PITY THE DRAGON: POEMS ON CHINESE THEMES.
By Brett Rutherford. Chinese emperors, empresses and concubines play a role in the 71 poems in this new collection, but so do delicate porcelains, three-legged frogs, the play of the seasons across China's landscape, and the story of how an American poet became deeply immersed in Chinese culture through an important friendship in his Greenwich Village days. Brett Rutherford’s poem cycle, “Emperor Li Yu, A Life in Poems” takes the reader inside the court of Southern Tang with its military and sexual intrigues, where “the bed just wide enough for one, is also wide enough for two.” The 39 surviving poems of Li Yu are adapted and expanded here to form a poetic biography of a complex but doomed ruler, forced to drink poison by the rival Song Emperor. Some of Li Yu’s exile poems are regarded as the saddest poems in all Chinese literature, and his saga has been re-enacted in no fewer than three Chinese TV dramatic series.
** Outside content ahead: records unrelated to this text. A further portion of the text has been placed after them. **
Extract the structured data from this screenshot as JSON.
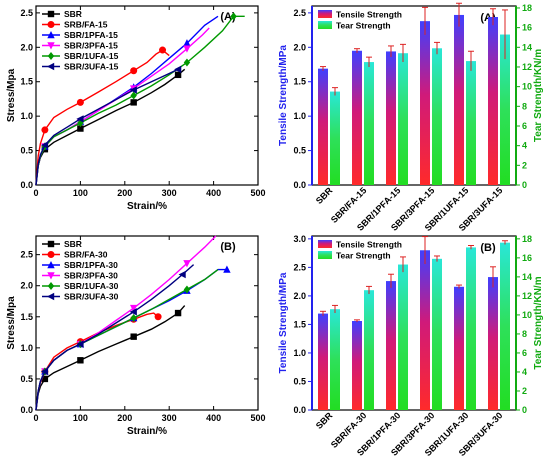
{
  "chart_data": [
    {
      "id": "A-stress-strain",
      "type": "line",
      "panel_label": "(A)",
      "xlabel": "Strain/%",
      "ylabel": "Stress/Mpa",
      "xlim": [
        0,
        500
      ],
      "ylim": [
        0,
        2.6
      ],
      "xticks": [
        "0",
        "100",
        "200",
        "300",
        "400",
        "500"
      ],
      "yticks": [
        "0.0",
        "0.5",
        "1.0",
        "1.5",
        "2.0",
        "2.5"
      ],
      "legend_position": "top-left",
      "series": [
        {
          "name": "SBR",
          "color": "#000000",
          "marker": "square",
          "x": [
            0,
            5,
            10,
            20,
            40,
            70,
            100,
            140,
            180,
            220,
            260,
            290,
            320,
            335
          ],
          "y": [
            0,
            0.28,
            0.4,
            0.52,
            0.62,
            0.72,
            0.82,
            0.95,
            1.08,
            1.2,
            1.34,
            1.46,
            1.6,
            1.68
          ]
        },
        {
          "name": "SRB/FA-15",
          "color": "#ff0000",
          "marker": "circle",
          "x": [
            0,
            5,
            10,
            20,
            40,
            70,
            100,
            140,
            180,
            220,
            250,
            270,
            285,
            300
          ],
          "y": [
            0,
            0.42,
            0.6,
            0.8,
            0.98,
            1.1,
            1.2,
            1.35,
            1.5,
            1.66,
            1.78,
            1.9,
            1.96,
            1.88
          ]
        },
        {
          "name": "SBR/1PFA-15",
          "color": "#0000ff",
          "marker": "triangle-up",
          "x": [
            0,
            5,
            10,
            20,
            40,
            70,
            100,
            140,
            180,
            220,
            260,
            300,
            340,
            380,
            410
          ],
          "y": [
            0,
            0.28,
            0.42,
            0.56,
            0.7,
            0.8,
            0.92,
            1.08,
            1.25,
            1.42,
            1.62,
            1.84,
            2.06,
            2.32,
            2.45
          ]
        },
        {
          "name": "SBR/3PFA-15",
          "color": "#ff00ff",
          "marker": "triangle-down",
          "x": [
            0,
            5,
            10,
            20,
            40,
            70,
            100,
            140,
            180,
            220,
            260,
            300,
            340,
            375,
            390
          ],
          "y": [
            0,
            0.28,
            0.42,
            0.56,
            0.7,
            0.8,
            0.92,
            1.08,
            1.24,
            1.4,
            1.58,
            1.76,
            1.98,
            2.18,
            2.28
          ]
        },
        {
          "name": "SBR/1UFA-15",
          "color": "#009900",
          "marker": "diamond",
          "x": [
            0,
            5,
            10,
            20,
            40,
            70,
            100,
            140,
            180,
            220,
            260,
            300,
            340,
            380,
            420,
            445,
            470
          ],
          "y": [
            0,
            0.28,
            0.42,
            0.56,
            0.7,
            0.8,
            0.9,
            1.04,
            1.16,
            1.3,
            1.44,
            1.6,
            1.78,
            2.0,
            2.24,
            2.45,
            2.45
          ]
        },
        {
          "name": "SBR/3UFA-15",
          "color": "#000080",
          "marker": "left-triangle",
          "x": [
            0,
            5,
            10,
            20,
            40,
            70,
            100,
            140,
            180,
            220,
            260,
            300,
            320
          ],
          "y": [
            0,
            0.3,
            0.44,
            0.58,
            0.72,
            0.84,
            0.96,
            1.1,
            1.24,
            1.38,
            1.5,
            1.62,
            1.68
          ]
        }
      ]
    },
    {
      "id": "A-bars",
      "type": "bar",
      "panel_label": "(A)",
      "categories": [
        "SBR",
        "SBR/FA-15",
        "SBR/1PFA-15",
        "SBR/3PFA-15",
        "SBR/1UFA-15",
        "SBR/3UFA-15"
      ],
      "ylabel": "Tensile Strength/MPa",
      "y2label": "Tear Strength/KN/m",
      "ylim": [
        0,
        2.6
      ],
      "y2lim": [
        0,
        18.2
      ],
      "yticks": [
        "0.0",
        "0.5",
        "1.0",
        "1.5",
        "2.0",
        "2.5"
      ],
      "y2ticks": [
        "0",
        "2",
        "4",
        "6",
        "8",
        "10",
        "12",
        "14",
        "16",
        "18"
      ],
      "legend_position": "top-left",
      "series": [
        {
          "name": "Tensile Strength",
          "axis": "left",
          "color": "#ff2a2a",
          "values": [
            1.69,
            1.95,
            1.94,
            2.38,
            2.47,
            2.44
          ],
          "errors": [
            0.03,
            0.03,
            0.08,
            0.2,
            0.17,
            0.12
          ]
        },
        {
          "name": "Tear Strength",
          "axis": "right",
          "color": "#22dd22",
          "values": [
            9.5,
            12.5,
            13.4,
            13.9,
            12.6,
            15.3
          ],
          "errors": [
            0.4,
            0.5,
            0.9,
            0.6,
            1.0,
            2.5
          ]
        }
      ]
    },
    {
      "id": "B-stress-strain",
      "type": "line",
      "panel_label": "(B)",
      "xlabel": "Strain/%",
      "ylabel": "Stress/Mpa",
      "xlim": [
        0,
        500
      ],
      "ylim": [
        0,
        2.8
      ],
      "xticks": [
        "0",
        "100",
        "200",
        "300",
        "400",
        "500"
      ],
      "yticks": [
        "0.0",
        "0.5",
        "1.0",
        "1.5",
        "2.0",
        "2.5"
      ],
      "legend_position": "top-left",
      "series": [
        {
          "name": "SBR",
          "color": "#000000",
          "marker": "square",
          "x": [
            0,
            5,
            10,
            20,
            40,
            70,
            100,
            140,
            180,
            220,
            260,
            290,
            320,
            335
          ],
          "y": [
            0,
            0.26,
            0.38,
            0.5,
            0.6,
            0.7,
            0.8,
            0.94,
            1.06,
            1.18,
            1.3,
            1.42,
            1.56,
            1.68
          ]
        },
        {
          "name": "SBR/FA-30",
          "color": "#ff0000",
          "marker": "circle",
          "x": [
            0,
            5,
            10,
            20,
            40,
            70,
            100,
            140,
            180,
            220,
            250,
            265,
            275
          ],
          "y": [
            0,
            0.3,
            0.44,
            0.62,
            0.85,
            1.0,
            1.1,
            1.24,
            1.36,
            1.46,
            1.54,
            1.56,
            1.5
          ]
        },
        {
          "name": "SBR/1PFA-30",
          "color": "#0000ff",
          "marker": "triangle-up",
          "x": [
            0,
            5,
            10,
            20,
            40,
            70,
            100,
            140,
            180,
            220,
            260,
            300,
            340,
            380,
            410,
            430
          ],
          "y": [
            0,
            0.3,
            0.46,
            0.62,
            0.8,
            0.96,
            1.06,
            1.2,
            1.34,
            1.48,
            1.62,
            1.76,
            1.92,
            2.1,
            2.26,
            2.26
          ]
        },
        {
          "name": "SBR/3PFA-30",
          "color": "#ff00ff",
          "marker": "triangle-down",
          "x": [
            0,
            5,
            10,
            20,
            40,
            70,
            100,
            140,
            180,
            220,
            260,
            300,
            340,
            380,
            405
          ],
          "y": [
            0,
            0.3,
            0.46,
            0.62,
            0.8,
            0.96,
            1.06,
            1.24,
            1.44,
            1.64,
            1.86,
            2.1,
            2.36,
            2.62,
            2.8
          ]
        },
        {
          "name": "SBR/1UFA-30",
          "color": "#009900",
          "marker": "diamond",
          "x": [
            0,
            5,
            10,
            20,
            40,
            70,
            100,
            140,
            180,
            220,
            260,
            300,
            340,
            380,
            410
          ],
          "y": [
            0,
            0.3,
            0.46,
            0.62,
            0.8,
            0.96,
            1.06,
            1.2,
            1.34,
            1.48,
            1.62,
            1.78,
            1.94,
            2.1,
            2.26
          ]
        },
        {
          "name": "SBR/3UFA-30",
          "color": "#000080",
          "marker": "left-triangle",
          "x": [
            0,
            5,
            10,
            20,
            40,
            70,
            100,
            140,
            180,
            220,
            260,
            300,
            330,
            355
          ],
          "y": [
            0,
            0.3,
            0.46,
            0.62,
            0.8,
            0.96,
            1.06,
            1.22,
            1.4,
            1.58,
            1.78,
            2.0,
            2.18,
            2.34
          ]
        }
      ]
    },
    {
      "id": "B-bars",
      "type": "bar",
      "panel_label": "(B)",
      "categories": [
        "SBR",
        "SBR/FA-30",
        "SBR/1PFA-30",
        "SBR/3PFA-30",
        "SBR/1UFA-30",
        "SBR/3UFA-30"
      ],
      "ylabel": "Tensile Strength/MPa",
      "y2label": "Tear Strength/KN/m",
      "ylim": [
        0,
        3.05
      ],
      "y2lim": [
        0,
        18.3
      ],
      "yticks": [
        "0.0",
        "0.5",
        "1.0",
        "1.5",
        "2.0",
        "2.5",
        "3.0"
      ],
      "y2ticks": [
        "0",
        "2",
        "4",
        "6",
        "8",
        "10",
        "12",
        "14",
        "16",
        "18"
      ],
      "legend_position": "top-left",
      "series": [
        {
          "name": "Tensile Strength",
          "axis": "left",
          "color": "#ff2a2a",
          "values": [
            1.69,
            1.56,
            2.26,
            2.8,
            2.16,
            2.33
          ],
          "errors": [
            0.04,
            0.02,
            0.12,
            0.24,
            0.03,
            0.18
          ]
        },
        {
          "name": "Tear Strength",
          "axis": "right",
          "color": "#22dd22",
          "values": [
            10.6,
            12.6,
            15.3,
            15.9,
            17.1,
            17.6
          ],
          "errors": [
            0.4,
            0.4,
            0.8,
            0.3,
            0.2,
            0.2
          ]
        }
      ]
    }
  ]
}
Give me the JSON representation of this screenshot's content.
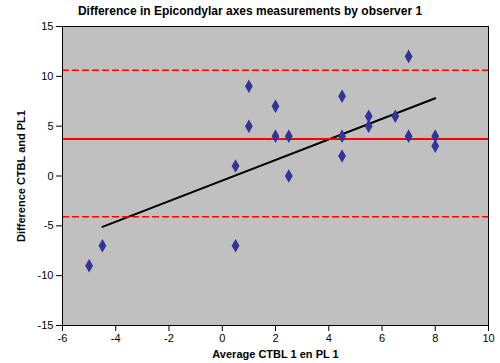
{
  "chart_data": {
    "type": "scatter",
    "title": "Difference in Epicondylar axes measurements by observer 1",
    "x_label": "Average CTBL 1 en PL 1",
    "y_label": "Difference CTBL and PL1",
    "xlim": [
      -6,
      10
    ],
    "xticks": [
      -6,
      -4,
      -2,
      0,
      2,
      4,
      6,
      8,
      10
    ],
    "ylim": [
      -15,
      15
    ],
    "yticks": [
      -15,
      -10,
      -5,
      0,
      5,
      10,
      15
    ],
    "grid": false,
    "series": [
      {
        "type": "scatter",
        "marker": "diamond",
        "color": "#333399",
        "x": [
          -5,
          -4.5,
          0.5,
          0.5,
          1,
          1,
          2,
          2,
          2.5,
          2.5,
          4.5,
          4.5,
          4.5,
          5.5,
          5.5,
          6.5,
          7,
          7,
          8,
          8
        ],
        "values": [
          -9,
          -7,
          1,
          -7,
          9,
          5,
          7,
          4,
          4,
          0,
          8,
          4,
          2,
          6,
          5,
          6,
          12,
          4,
          4,
          3
        ]
      },
      {
        "type": "line",
        "line_style": "solid",
        "color": "#000000",
        "x": [
          -4.5,
          8
        ],
        "values": [
          -5.1,
          7.8
        ]
      },
      {
        "type": "line",
        "line_style": "solid",
        "color": "#ff0000",
        "x": [
          -6,
          10
        ],
        "values": [
          3.7,
          3.7
        ]
      },
      {
        "type": "line",
        "line_style": "dashed",
        "color": "#ff0000",
        "x": [
          -6,
          10
        ],
        "values": [
          10.6,
          10.6
        ]
      },
      {
        "type": "line",
        "line_style": "dashed",
        "color": "#ff0000",
        "x": [
          -6,
          10
        ],
        "values": [
          -4.1,
          -4.1
        ]
      }
    ]
  }
}
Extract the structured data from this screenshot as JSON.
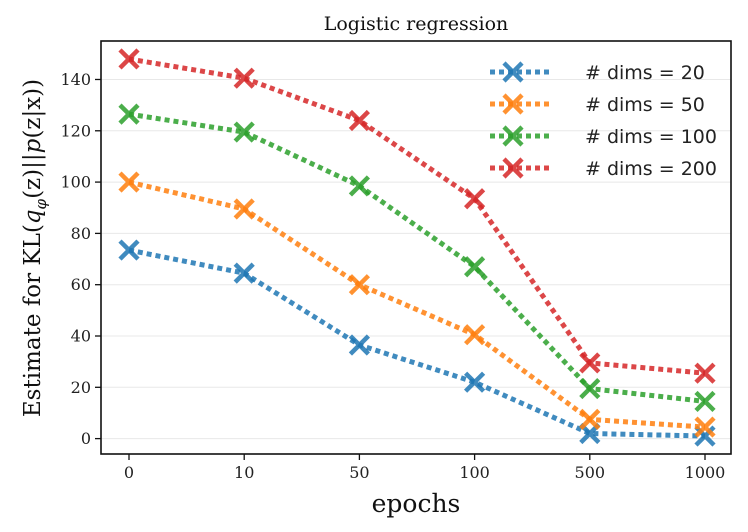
{
  "chart_data": {
    "type": "line",
    "title": "Logistic regression",
    "xlabel": "epochs",
    "ylabel": "Estimate for KL(q_φ(z)||p(z|x))",
    "ylabel_parts": {
      "prefix": "Estimate for KL(",
      "q": "q",
      "phi": "φ",
      "middle": "(z)||",
      "p": "p",
      "suffix": "(z|x))"
    },
    "categories": [
      "0",
      "10",
      "50",
      "100",
      "500",
      "1000"
    ],
    "ylim": [
      -6,
      155
    ],
    "yticks": [
      0,
      20,
      40,
      60,
      80,
      100,
      120,
      140
    ],
    "grid": true,
    "legend_position": "top-right",
    "series": [
      {
        "name": "# dims = 20",
        "color": "#1f77b4",
        "values": [
          73.5,
          64.5,
          36.5,
          22,
          2,
          1
        ]
      },
      {
        "name": "# dims = 50",
        "color": "#ff7f0e",
        "values": [
          100,
          89.5,
          60,
          40.5,
          7.5,
          4.5
        ]
      },
      {
        "name": "# dims = 100",
        "color": "#2ca02c",
        "values": [
          126.5,
          119.5,
          98.5,
          67,
          19.5,
          14.5
        ]
      },
      {
        "name": "# dims = 200",
        "color": "#d62728",
        "values": [
          148,
          140.5,
          124,
          93.5,
          29.5,
          25.5
        ]
      }
    ]
  }
}
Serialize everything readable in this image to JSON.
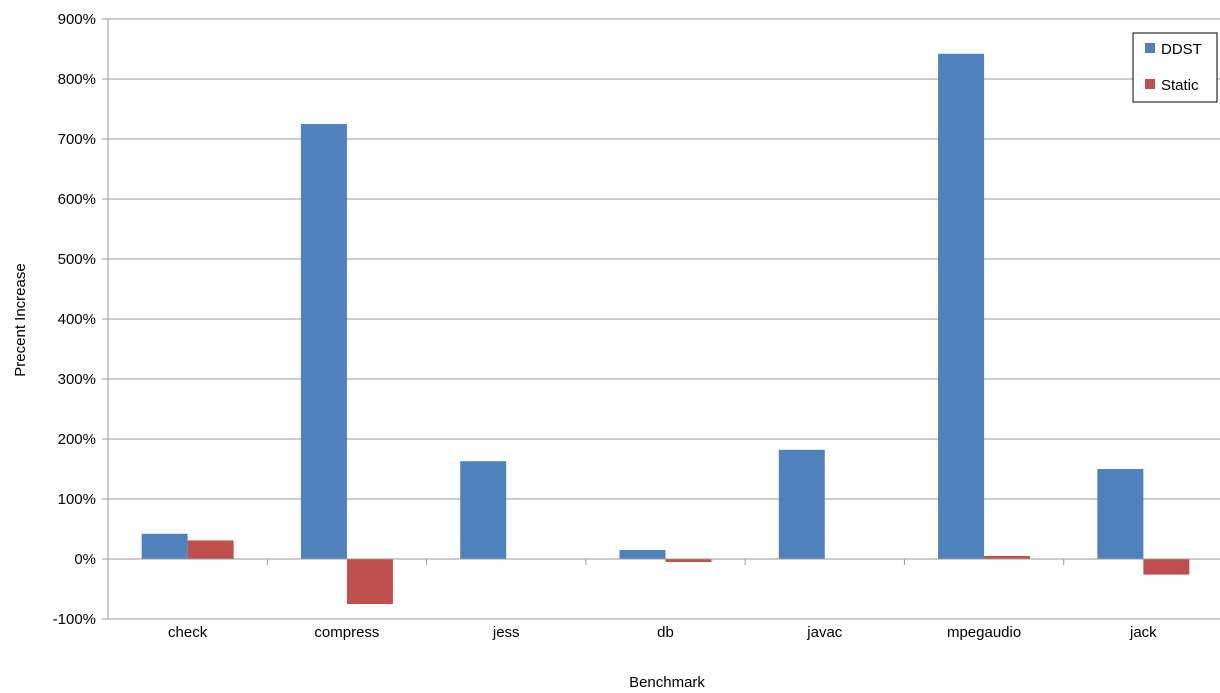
{
  "chart_data": {
    "type": "bar",
    "title": "",
    "xlabel": "Benchmark",
    "ylabel": "Precent Increase",
    "categories": [
      "check",
      "compress",
      "jess",
      "db",
      "javac",
      "mpegaudio",
      "jack"
    ],
    "series": [
      {
        "name": "DDST",
        "color": "#4f81bd",
        "values": [
          42,
          725,
          163,
          15,
          182,
          842,
          150
        ]
      },
      {
        "name": "Static",
        "color": "#c0504d",
        "values": [
          31,
          -75,
          0,
          -5,
          0,
          5,
          -26
        ]
      }
    ],
    "ylim": [
      -100,
      900
    ],
    "yticks": [
      -100,
      0,
      100,
      200,
      300,
      400,
      500,
      600,
      700,
      800,
      900
    ],
    "ytick_labels": [
      "-100%",
      "0%",
      "100%",
      "200%",
      "300%",
      "400%",
      "500%",
      "600%",
      "700%",
      "800%",
      "900%"
    ],
    "grid": true,
    "legend_position": "top-right"
  }
}
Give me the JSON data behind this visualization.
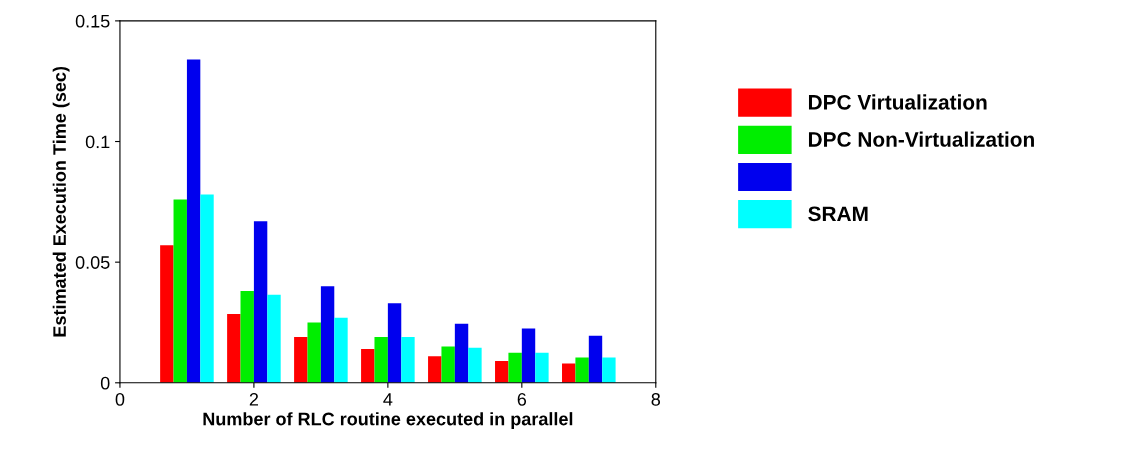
{
  "chart_data": {
    "type": "bar",
    "xlabel": "Number of RLC routine executed in parallel",
    "ylabel": "Estimated Execution Time (sec)",
    "x": [
      1,
      2,
      3,
      4,
      5,
      6,
      7
    ],
    "series": [
      {
        "name": "DPC Virtualization",
        "color": "#ff0000",
        "values": [
          0.057,
          0.0285,
          0.019,
          0.014,
          0.011,
          0.009,
          0.008
        ]
      },
      {
        "name": "DPC Non-Virtualization",
        "color": "#00ee00",
        "values": [
          0.076,
          0.038,
          0.025,
          0.019,
          0.015,
          0.0125,
          0.0105
        ]
      },
      {
        "color": "#0000ee",
        "values": [
          0.134,
          0.067,
          0.04,
          0.033,
          0.0245,
          0.0225,
          0.0195
        ]
      },
      {
        "name": "SRAM",
        "color": "#00ffff",
        "values": [
          0.078,
          0.0365,
          0.027,
          0.019,
          0.0145,
          0.0125,
          0.0105
        ]
      }
    ],
    "xlim": [
      0,
      8
    ],
    "xticks": [
      0,
      2,
      4,
      6,
      8
    ],
    "ylim": [
      0,
      0.15
    ],
    "yticks": [
      0,
      0.05,
      0.1,
      0.15
    ],
    "grid": false,
    "legend": "right"
  }
}
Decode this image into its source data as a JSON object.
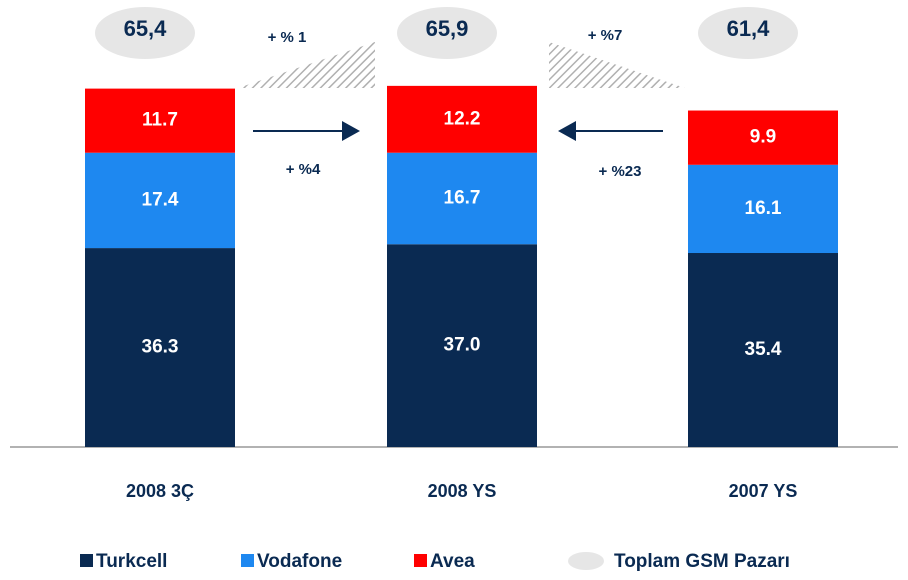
{
  "chart_data": {
    "type": "stacked_bar",
    "categories": [
      "2008 3Ç",
      "2008 YS",
      "2007 YS"
    ],
    "series": [
      {
        "name": "Turkcell",
        "color": "#0a2a52",
        "values": [
          36.3,
          37.0,
          35.4
        ],
        "value_labels": [
          "36.3",
          "37.0",
          "35.4"
        ]
      },
      {
        "name": "Vodafone",
        "color": "#1e88f0",
        "values": [
          17.4,
          16.7,
          16.1
        ],
        "value_labels": [
          "17.4",
          "16.7",
          "16.1"
        ]
      },
      {
        "name": "Avea",
        "color": "#ff0000",
        "values": [
          11.7,
          12.2,
          9.9
        ],
        "value_labels": [
          "11.7",
          "12.2",
          "9.9"
        ]
      }
    ],
    "totals": [
      65.4,
      65.9,
      61.4
    ],
    "total_labels": [
      "65,4",
      "65,9",
      "61,4"
    ],
    "totals_legend": "Toplam GSM Pazarı",
    "totals_color": "#e6e6e6",
    "annotations": [
      "+ % 1",
      "+ %7",
      "+ %4",
      "+ %23"
    ]
  }
}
A fantasy poem, “Bai Hu, The White Tiger,” is a Shelleyan autumnal narrative, defying age and fear. “The Loft on Fourteenth Street,” an elegy but also tribute for the poet's first Chinese friend, uses long-breathed lines to sustain an atmosphere of longing and loss.
“Emperor Kangxi Drinks Tea from Eggshell Porcelain Teacups” is a cycle of twelve miniature poems, inspired by the delicate hand-painted teacups created for the Kangxi Emperor, each cup showing the flowers and trees associated with a lunar month. It is a brief tour of Chinese flower lore, and the Emperor himself, drifting into his gardens on sleepless nights, becomes a character in the poems.
“The Thirteen Scorpions,” a monologue, presents a narcissist emperor, the powerful and long-lived Xian Long, who considers himself “the most interesting man who has ever lived,” as he delivers a Daoist-magic comeuppance to a Jesuit missionary.
Pity the Dragon is an entryway into the fascinating world of Chinese history and culture, but it is also a tour de force of neo-Romantic poetry: clear, accessible, unsparing of emotion and sorrow but ready to leap with joy at nature’s beauty.